Endüstride kullanılan plastiklere, teflon ürünlere, tarımda, kozmetikte ve deterjanlarda kullanılan bazı maddelere özellikle gebelik döneminde maruz kalmanın tekrarlayan düşüklere yol açabildiği, düşük zeka, astım, diyabet, obezite ve kanser gibi pek çok hastalığa yatkınlık yaratabildiği belirtildi.
Türkiye Endokrinoloji ve Metabolizma Derneği Genel Sekreteri Prof. Dr. Eda Ertörer, AA muhabirine yaptığı açıklamada, üreme ve gelişimsel süreçlerin dengesi için gerekli hormonların sentezi, salgısı, dolaşımı, metabolizması, bağlanma fonksiyonu ve yıkımı ile etkileşime geçen dış maddelerin “endokrin bozucular” olarak isimlendirildiğini söyledi.

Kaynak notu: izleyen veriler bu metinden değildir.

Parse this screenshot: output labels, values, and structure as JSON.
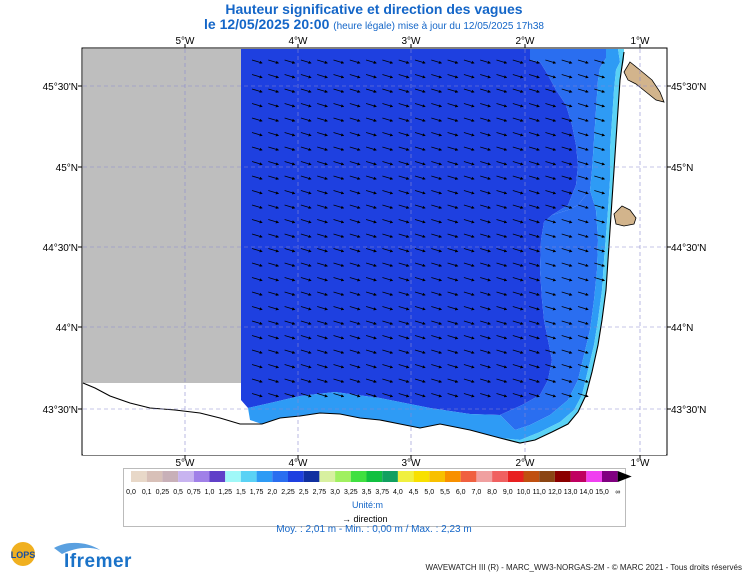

Endüstride kullanılan plastiklerin, polyester, epoksi reçine, teflon gibi ürünlerin, doğada bulunan ve gıdalarla alınan soya gibi tarımda kullanılan bazı maddelerin, kozmetiklerde ve deterjanlarda kullanılabilen fitalatların endokrin bozucular olduğunu ifade eden Ertörer, bu maddelerin sağlığı ciddi oranda tehdit ettiğini vurguladı.
Ertörer, endüstriyel atıklarla besin zincirine katıldıktan sonra çoğu doğada yüzyıllarca yok olmayan ve yayılan bu maddelerin, solunum, cilt, ağız yolu gibi yollardan organizmaya girdiğini anlattı.
Bunların, yağ dokuda biriktiğini aktaran Ertörer, endokrin bozucuların sağlık üzerindeki olumsuz etkilerinin ortaya çıkmasının uzun yılları bulabildiğini söyledi.
Ertörer, “Özellikle anne karnında veya yaşamın ilk yıllarında bu maddelere maruz kalınması, ilerleyen yaşlarda ciddi sorunlara yol açabilir. Kısırlık, tekrarlayan düşükler gibi olumsuz etkilerinin yanı sıra düşük zeka, dikkat eksikliği, bağışıklık sistemi sorunları, astım, diyabet, obezite, meme ve prostat kanseri gibi pek çok hastalığa yatkınlık yaratabilir, kanser oluşumunu kolaylaştırabilir.” diye konuştu.
“Ağır metallerle ilgili alanlarda çalışanlar, gebelikte yakın takip ettirilmeli”
Endokrin bozuculardan bireysel çabalarla tamamen korunabilmenin pek mümkün olmadığına işaret eden Ertörer, bunun için farklı alanlarda işbirliği içinde çalışılmasının önem taşıdığını belirtti.
Ertörer, bu konuda özellikle kanun koyucu ve uygulayıcılara büyük görev düştüğünü ifade ederek, “Endüstriyel atıkların doğaya karışma sürecinde sıkı kontrol protokolleri belirlemiş uluslararası mecralarla ortak hareket edilmeli, bu alanda yapılan çalışmalar desteklenmeli. Özellikle tarım alanında sıklıkla kullanılan ve ürünlerde birikebilen bazı ilaçlar çok iyi denetlenmeli, ağır metallerle ilgili alanlarda çalışanlar, özellikle gebelik dönemlerinde yakın takip ettirilmeli, ev içi maruziyete karşı gerekli önlemler alınmalı, bu konularda toplumsal farkındalık artırılmalı.” önerilerinde bulundu.
Endokrin bozuculardan korunmak için bireysel olarak alınabilecek önlemler de bulunduğunu dile getiren Ertörer, şunları kaydetti:
“Bu kapsamda plastik kaplar yerine mümkün olduğunca cam ürünler tercih edilmeli. Plastik kaplar içinde bulunan gıdalar ısıtılmamalı, güneşte ısınmış plastik şişelerin içindekiler tüketilmemeli. Teflon ev eşyaları kullanılmamalı, hazır gıdalardan uzak durulmalı, yaş sebze meyveler çok iyi yıkandıktan sonra tüketilmeli, kokulu deterjan ve kozmetiklerde kaliteli, bilinen ürünler tercih edilmeli. Bunun yanı sıra yüksek dozda soya içeren destek vitaminleri kullanılmamalı, bebekler olabildiğince anne sütüyle beslenmeli. Süt yoluyla bebeğe geçiş olabileceğinden emziren anne de beslenmesine dikkat etmeli. Ayrıca gün içinde iç mekanlar iyi havalandırılmalı.”